Nous avons examiné les politiques et les ententes du Ministère et constaté que les chirurgiens ou les organisations ne sont pas tenus de tenir ou communiquer aucune documentation obligatoire confirmant qu’ils ont informé un patient de son droit à une chirurgie financée par l’État sans avoir à payer de frais.

Inspection tous les cinq ans

Qu’en est-il par ailleurs des mécanismes d’inspections dans les centres de santé privés? Des dispositions sont prévues dans la Loi sur les établissements de santé autonomes (Nouvelle fenêtre).

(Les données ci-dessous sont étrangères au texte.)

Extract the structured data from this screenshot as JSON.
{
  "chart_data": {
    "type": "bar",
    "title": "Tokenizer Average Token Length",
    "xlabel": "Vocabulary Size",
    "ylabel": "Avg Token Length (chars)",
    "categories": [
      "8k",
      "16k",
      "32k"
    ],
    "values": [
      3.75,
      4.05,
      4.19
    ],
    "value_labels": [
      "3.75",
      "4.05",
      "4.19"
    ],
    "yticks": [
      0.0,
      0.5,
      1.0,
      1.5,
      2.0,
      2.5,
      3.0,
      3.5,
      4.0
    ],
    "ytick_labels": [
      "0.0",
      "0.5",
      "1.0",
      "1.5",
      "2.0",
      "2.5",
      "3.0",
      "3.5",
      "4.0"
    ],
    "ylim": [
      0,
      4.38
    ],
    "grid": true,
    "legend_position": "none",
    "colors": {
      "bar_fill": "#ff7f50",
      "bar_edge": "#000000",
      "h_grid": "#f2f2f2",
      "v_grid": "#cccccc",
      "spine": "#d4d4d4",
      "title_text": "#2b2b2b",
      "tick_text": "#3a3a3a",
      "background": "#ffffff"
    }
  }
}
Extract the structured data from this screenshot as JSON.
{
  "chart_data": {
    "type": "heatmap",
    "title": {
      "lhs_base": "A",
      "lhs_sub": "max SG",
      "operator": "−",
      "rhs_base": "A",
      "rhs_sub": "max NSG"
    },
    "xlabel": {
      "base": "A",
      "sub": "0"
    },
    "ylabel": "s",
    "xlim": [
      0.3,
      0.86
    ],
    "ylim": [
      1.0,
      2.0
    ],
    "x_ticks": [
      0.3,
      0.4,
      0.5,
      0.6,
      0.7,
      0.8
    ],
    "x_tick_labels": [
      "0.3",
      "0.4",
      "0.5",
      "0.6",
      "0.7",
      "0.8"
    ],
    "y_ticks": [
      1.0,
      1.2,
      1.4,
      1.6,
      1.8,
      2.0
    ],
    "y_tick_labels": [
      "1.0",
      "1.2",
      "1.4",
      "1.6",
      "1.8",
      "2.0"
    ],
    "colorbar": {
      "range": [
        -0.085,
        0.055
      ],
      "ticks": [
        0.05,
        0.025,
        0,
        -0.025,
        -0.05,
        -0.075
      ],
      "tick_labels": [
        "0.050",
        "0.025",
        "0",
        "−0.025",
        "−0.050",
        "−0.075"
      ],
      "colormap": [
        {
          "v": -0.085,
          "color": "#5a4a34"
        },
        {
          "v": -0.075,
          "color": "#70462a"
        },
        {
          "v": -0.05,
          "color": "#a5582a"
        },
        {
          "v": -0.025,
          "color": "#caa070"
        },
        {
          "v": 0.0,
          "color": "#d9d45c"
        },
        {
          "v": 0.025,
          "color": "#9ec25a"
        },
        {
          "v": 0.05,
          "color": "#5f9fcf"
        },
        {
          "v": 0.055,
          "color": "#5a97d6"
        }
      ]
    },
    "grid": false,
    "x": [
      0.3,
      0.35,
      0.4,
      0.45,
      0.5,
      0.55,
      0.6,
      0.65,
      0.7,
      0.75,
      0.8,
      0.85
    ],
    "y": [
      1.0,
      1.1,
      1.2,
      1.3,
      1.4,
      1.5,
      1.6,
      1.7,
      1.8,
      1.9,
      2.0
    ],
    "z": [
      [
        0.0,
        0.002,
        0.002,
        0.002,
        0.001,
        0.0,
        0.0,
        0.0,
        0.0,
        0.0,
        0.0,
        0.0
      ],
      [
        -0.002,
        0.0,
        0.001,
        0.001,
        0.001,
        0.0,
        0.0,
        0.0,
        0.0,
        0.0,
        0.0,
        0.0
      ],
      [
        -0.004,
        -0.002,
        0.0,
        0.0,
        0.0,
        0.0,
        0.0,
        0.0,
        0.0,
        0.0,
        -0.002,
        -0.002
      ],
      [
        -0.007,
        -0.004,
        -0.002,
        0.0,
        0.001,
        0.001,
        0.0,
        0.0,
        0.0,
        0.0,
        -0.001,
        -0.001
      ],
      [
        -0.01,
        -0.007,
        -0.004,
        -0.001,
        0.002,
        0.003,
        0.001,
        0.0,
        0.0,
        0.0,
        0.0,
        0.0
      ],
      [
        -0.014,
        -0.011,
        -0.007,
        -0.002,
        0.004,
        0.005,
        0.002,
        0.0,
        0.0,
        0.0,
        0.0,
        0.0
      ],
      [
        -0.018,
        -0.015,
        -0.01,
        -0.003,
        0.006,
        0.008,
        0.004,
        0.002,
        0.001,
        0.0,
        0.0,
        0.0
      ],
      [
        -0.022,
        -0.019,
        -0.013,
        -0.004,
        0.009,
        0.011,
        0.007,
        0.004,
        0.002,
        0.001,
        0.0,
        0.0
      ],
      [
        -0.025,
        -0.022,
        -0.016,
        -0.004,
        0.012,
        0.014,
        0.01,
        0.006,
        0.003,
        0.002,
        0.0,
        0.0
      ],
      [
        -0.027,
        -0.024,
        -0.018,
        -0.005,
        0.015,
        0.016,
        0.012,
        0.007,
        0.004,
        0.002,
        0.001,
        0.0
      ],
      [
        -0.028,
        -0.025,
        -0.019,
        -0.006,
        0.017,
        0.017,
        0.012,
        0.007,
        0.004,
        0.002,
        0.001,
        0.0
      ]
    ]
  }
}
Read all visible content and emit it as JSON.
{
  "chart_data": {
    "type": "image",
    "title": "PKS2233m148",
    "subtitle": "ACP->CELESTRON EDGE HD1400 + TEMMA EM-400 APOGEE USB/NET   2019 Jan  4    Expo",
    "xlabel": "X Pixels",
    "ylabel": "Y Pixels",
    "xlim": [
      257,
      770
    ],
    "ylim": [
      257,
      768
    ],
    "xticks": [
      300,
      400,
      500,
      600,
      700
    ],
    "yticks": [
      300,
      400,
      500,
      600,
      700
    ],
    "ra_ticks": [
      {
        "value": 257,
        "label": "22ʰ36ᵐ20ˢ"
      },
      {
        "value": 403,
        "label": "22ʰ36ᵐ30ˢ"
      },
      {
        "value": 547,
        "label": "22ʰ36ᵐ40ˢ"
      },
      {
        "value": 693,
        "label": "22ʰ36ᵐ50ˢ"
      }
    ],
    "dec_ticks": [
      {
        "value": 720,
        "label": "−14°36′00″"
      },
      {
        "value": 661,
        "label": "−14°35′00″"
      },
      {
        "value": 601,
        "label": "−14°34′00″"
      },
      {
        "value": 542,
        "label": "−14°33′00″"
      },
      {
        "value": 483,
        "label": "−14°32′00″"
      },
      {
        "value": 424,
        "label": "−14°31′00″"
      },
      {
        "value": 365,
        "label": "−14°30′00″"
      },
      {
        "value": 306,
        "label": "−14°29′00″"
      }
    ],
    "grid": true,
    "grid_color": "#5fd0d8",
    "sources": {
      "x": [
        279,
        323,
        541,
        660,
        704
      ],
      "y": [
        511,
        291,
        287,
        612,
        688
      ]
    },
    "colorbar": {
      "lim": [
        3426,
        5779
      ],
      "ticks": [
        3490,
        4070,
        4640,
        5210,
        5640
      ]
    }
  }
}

Tous ces établissements sont assujettis à un programme obligatoire d'assurance de la qualité administré par l'Ordre des médecins et chirurgiens de l'Ontario et l'Ordre des sages-femmes de l'Ontario. Chaque établissement est inspecté sur un cycle de cinq ans. Ils peuvent être soumis à des inspections proactives plus fréquentes, si déterminé par le directeur des établissements de santé autonome, détaille un porte-parole du ministère de la Santé par courriel.

Les inspecteurs relèvent ainsi des ordres professionnels.

Pour France Gélinas, ce système est insuffisant. Elle établit un parallèle avec les foyers de soins de longue durée, et les lacunes dans le processus d’inspection mis en lumière pendant la pandémie. La surveillance des établissements de santé publics, au contraire, est particulièrement rigoureuse, selon la députée.

La grande majorité des médecins sont de bonnes personnes, qui suivent les directives, qui ne brisent pas les lois, qui veulent t'offrir des soins de qualité. Mais ce sont des êtres humains comme tous les êtres humains. Il y en a une portion qui vont utiliser leur position de privilège et de pouvoir pour s'enrichir, pour faire des choses qui sont illégales, soutient-elle.

Le premier ministre Doug Ford, pour sa part, s’est voulu rassurant la semaine dernière. J’ai confiance dans ce processus. J’ai confiance dans les règlements et les docteurs qui vont pratiquer ces opérations chirurgicales, conclut-il.